Question

Find the equation of the tangent to the circle whose equation is given below at the point (1,2)

(x-3)^2 + (y+2)^2 = 20

give answer in form ax+by+c=0 where abc are integers

Answer 1

`x-2y+3=0`

Explanation:

Equation of a circle:
`(x-h)^2+(y-k)^2=r^2`

(where (h, k) is the centre, and r is the radius)

Given equation:
`(x-3)^2+(y+2)^2=20`

Therefore, the centre is (3, -2) and the radius is √20

To find the equation of the tangent

The tangent of a circle is perpendicular to the radius at the point.

Therefore, first find the gradient (slope) of the line that passes through the centre of the circle and the given point.

`\textsf{let}\:(x_1,y_1)=(1,2)`

`\textsf{let}\:(x_2,y_2)=(3,-2)`

`\textsf{slope}\:(m)=(y_2-y_1)/(x_2-x_1)=(-2-2)/(3-1)=-2`

If two lines are perpendicular to each other, the product of their gradients will be -1.
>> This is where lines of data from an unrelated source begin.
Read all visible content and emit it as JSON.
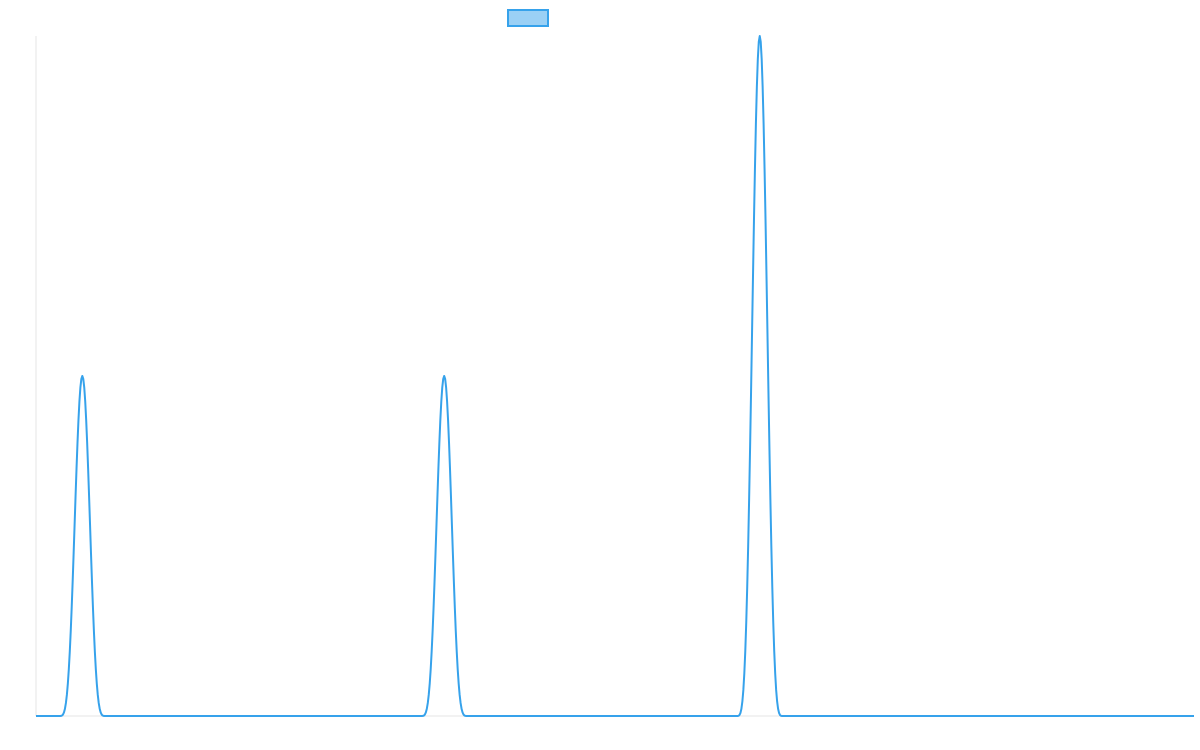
{
  "chart_data": {
    "type": "line",
    "title": "",
    "xlabel": "",
    "ylabel": "",
    "legend": "top-center",
    "grid": false,
    "xlim": [
      0,
      200
    ],
    "ylim": [
      0,
      2
    ],
    "series": [
      {
        "color": "#36A2EB",
        "fill": "#9AD0F5",
        "peaks": [
          {
            "center": 8,
            "height": 1,
            "halfwidth": 4
          },
          {
            "center": 70.5,
            "height": 1,
            "halfwidth": 4
          },
          {
            "center": 125,
            "height": 2,
            "halfwidth": 4
          }
        ]
      }
    ]
  }
}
Therefore, the gradient of the tangent is:

`m_t \cdot-2=-1\implies m_t=\frac12`

Now use the point-slope formula of a linear equation to find the equation of the tangent:

`\implies y-y_1=m_t(x-x_1)`

`\implies y-2=\frac12(x-1)`

`\implies 2y-4=x-1`

`\implies x-2y+3=0`